Si nous sommes attentifs au langage de nos Sages ça n’est pas complexe. Ils n’ont pas dit « les pensées interdites sont pire que la faute » mais seulement « plus pénible que la faute ». Quelle est la différence entre un tronc solide et un trognon tendre ? Le dernier est simple à déraciner et à briser alors que le premier est plus ardu d’y parvenir. Nos Sages ne s’intéressent pas à la gravite et à la punition, seulement au résultat et au dommage.

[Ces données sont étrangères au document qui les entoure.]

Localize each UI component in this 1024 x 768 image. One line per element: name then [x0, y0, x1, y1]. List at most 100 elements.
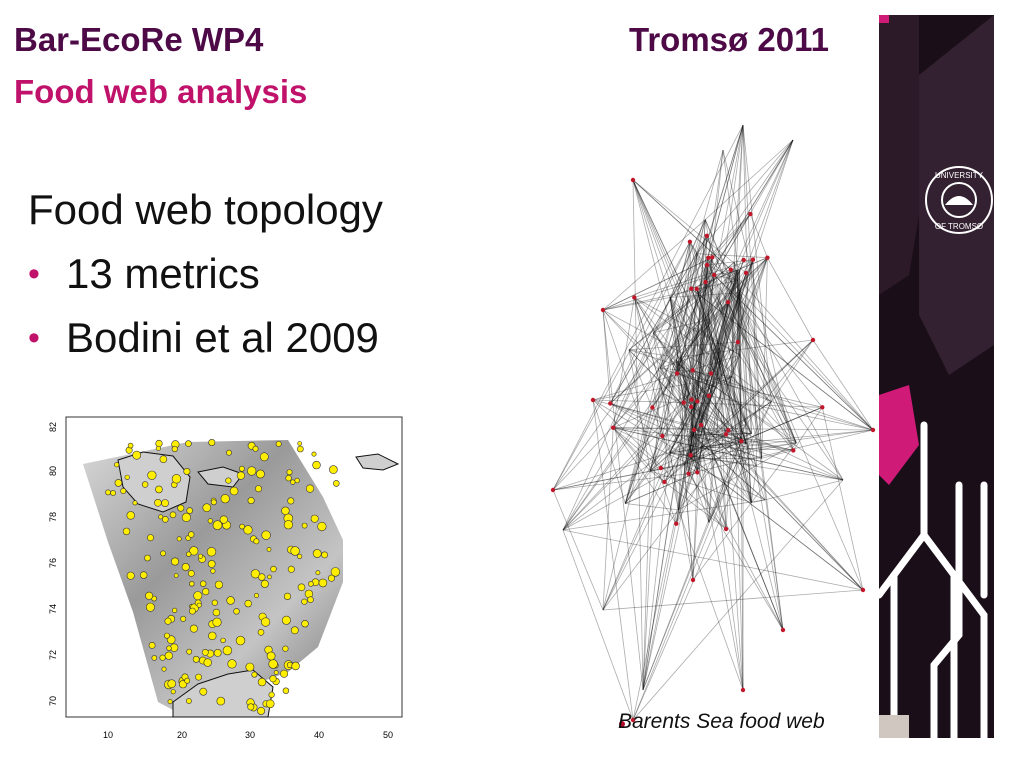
- station-point: [266, 651, 276, 661]
- station-point: [189, 546, 199, 556]
- food-web-link: [659, 367, 695, 430]
- station-point: [159, 455, 168, 464]
- station-point: [122, 527, 131, 536]
- food-web-network: [550, 124, 876, 723]
- station-point: [281, 615, 291, 625]
- food-web-link: [612, 219, 706, 428]
- food-web-node: [691, 427, 697, 432]
- food-web-link: [736, 270, 739, 343]
- food-web-link: [741, 406, 823, 442]
- food-web-link: [690, 264, 708, 289]
- food-web-link: [694, 433, 727, 462]
- food-web-link: [692, 370, 698, 473]
- station-point: [287, 565, 295, 573]
- food-web-link: [602, 279, 738, 311]
- station-point: [184, 677, 191, 684]
- x-tick-label: 20: [177, 730, 187, 740]
- station-point: [252, 445, 259, 452]
- food-web-link: [696, 288, 742, 442]
- food-web-link: [727, 302, 739, 343]
- food-web-link: [683, 464, 694, 581]
- food-web-link: [675, 257, 768, 524]
- station-point: [110, 490, 116, 496]
- food-web-link: [632, 179, 644, 691]
- food-web-node: [723, 432, 729, 437]
- station-point: [114, 479, 123, 487]
- station-point: [260, 579, 269, 588]
- food-web-link: [750, 213, 768, 258]
- food-web-link: [649, 356, 681, 472]
- food-web-link: [552, 241, 691, 491]
- food-web-link: [662, 356, 681, 394]
- station-point: [176, 536, 182, 542]
- food-web-link: [660, 367, 733, 377]
- food-web-link: [649, 270, 741, 472]
- station-point: [254, 593, 260, 599]
- food-web-link: [752, 259, 757, 466]
- food-web-link: [613, 427, 874, 431]
- food-web-link: [696, 288, 784, 631]
- bullet-item: • Bodini et al 2009: [28, 306, 383, 370]
- food-web-link: [761, 257, 768, 459]
- station-point: [247, 497, 255, 505]
- food-web-link: [652, 407, 691, 458]
- food-web-link: [722, 149, 784, 631]
- station-point: [301, 598, 308, 605]
- food-web-link: [662, 393, 710, 523]
- food-web-link: [701, 429, 874, 448]
- food-web-node: [600, 307, 606, 313]
- food-web-link: [676, 241, 691, 361]
- food-web-link: [700, 424, 784, 631]
- food-web-link: [610, 403, 747, 444]
- food-web-node: [740, 687, 746, 693]
- food-web-node: [703, 279, 708, 285]
- station-point: [222, 645, 233, 656]
- food-web-link: [715, 302, 729, 388]
- food-web-link: [727, 302, 797, 444]
- station-point: [329, 465, 338, 474]
- food-web-link: [771, 401, 874, 431]
- station-point: [261, 617, 271, 627]
- food-web-link: [725, 433, 752, 435]
- station-point: [203, 658, 212, 667]
- food-web-link: [634, 297, 772, 402]
- food-web-link: [694, 327, 744, 691]
- food-web-link: [669, 401, 698, 453]
- station-point: [207, 518, 213, 524]
- food-web-link: [675, 274, 715, 524]
- station-point: [214, 580, 223, 589]
- food-web-link: [725, 433, 794, 451]
- food-web-link: [683, 464, 698, 473]
- food-web-link: [677, 373, 823, 408]
- station-point: [139, 571, 148, 579]
- station-point: [308, 581, 314, 587]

Bien entendu que l’acte est plus grave que la pensée en revanche les dégâts, les épreuves, ainsi que la détresse causés par la pensée à l’homme est bien plus pénible. Une faute effectuée physiquement est limitée avec un début et une fin, tandis que les pensées interditess’attachent à l’homme sans fin. C’est tellement pénible de les faire disparaître, qu’elles entraînent l’homme dans un univers, qu’il n’a aucune chance d’y accéder un jour et auquel il tient non plus à connaitre. En outre même s’il y parvient, il découvrirait le fossé qu’il y a entre le plaisir lié à la faute et son fantasme. [Et on peut renchérir que la Guemara a été pointilleuse lorsqu’elle a déclaré « les pensées interdites », au pluriel, ce qui veut dire des pensées redondantes sont « plus pénibles qu’une faute » unique. Lorsqu’un homme est pris dans les pensées interdites sa lutte est plus pénible que pour un homme qui a transgressé une seule faute, mais il n’est pas question d’une unique pensée qu’il a immédiatement annulée.
Il est transmis au nom du Baal Chem Tov, que l’homme se trouve là ou vont ses pensées. Le Rav zamir Cohen illustre ainsi : imaginons un rescapé de la Shoa qui est parvenu à monter en Israël et son petit-fils se marie cette nuit à Jérusalem. La foule est en liesse seulement lui est assis à la table d’honneur plongé dans son chagrin. Il se remémore son passédans les camps de la mort. Les souvenirs resurgissent et il tremble de tout son corps. Où cet homme se trouve il véritablement ? A un heureux mariage à Jérusalem ou à Auschwitz ? A Auschwitz. Certes son corps est bien là mais lui-même ne l’est pas. En revanche quelqu’un qui croupirait derrière les barreaux mais se projetterait sur le bord de mer en train de se prélasser, il est vrai que son corps est prisé, cependant lui se trouve autre part là où sont ses pensées.
La pensée produit la réalité
L’aspiration ainsi que la pensée de faire du bien et de pratiquer de la générosité façonne le caractère de l’homme à être profondément bon et généreux. En conséquence on remarquera qu’une personne ne respectant pas ses parents ou ne préservant pas son regard s’améliore lorsqu’elle apprend les lois du respect des parents ou celles concernant la vue. Et cela hormis la lumière se trouvant dans la Torah qui éclaire son âme et la corrige.
A l’inverse celui qui pense à la faute y est empêtré et le désir s’installe en lui jusqu’à faire partie intégrante de sa personnalité, malgré qu’il se retienne de fauter concrètement.
C’est effectivement complique voire impossible de lutter contre ses pensées. La solution quasi unique est d’immédiatement détourner son esprit vers d’autres horizons, l’idéal serait des sujets de Torah. La raison est simple : c’est impossible de penser à deux choses en même temps, ainsi lorsqu’il se concentre sur du positif il ne lui reste plus d’espace pour des pensées interdites. Ce conseil est tellement efficace que le Rambam l’a même codifié dans son œuvre de halakha Michne Torah (chapitre 21 Hilkhot Issourei Bia halakha 19).
Néanmoins cette façon de procéder diffère de celle de s’écarter d’autres fautes. Si concernant les autres fautes la manière de se corriger consiste à se remémorer leurs nocivités. Là concernant les pensées, il faut au contraire s’en éloigner au maximum.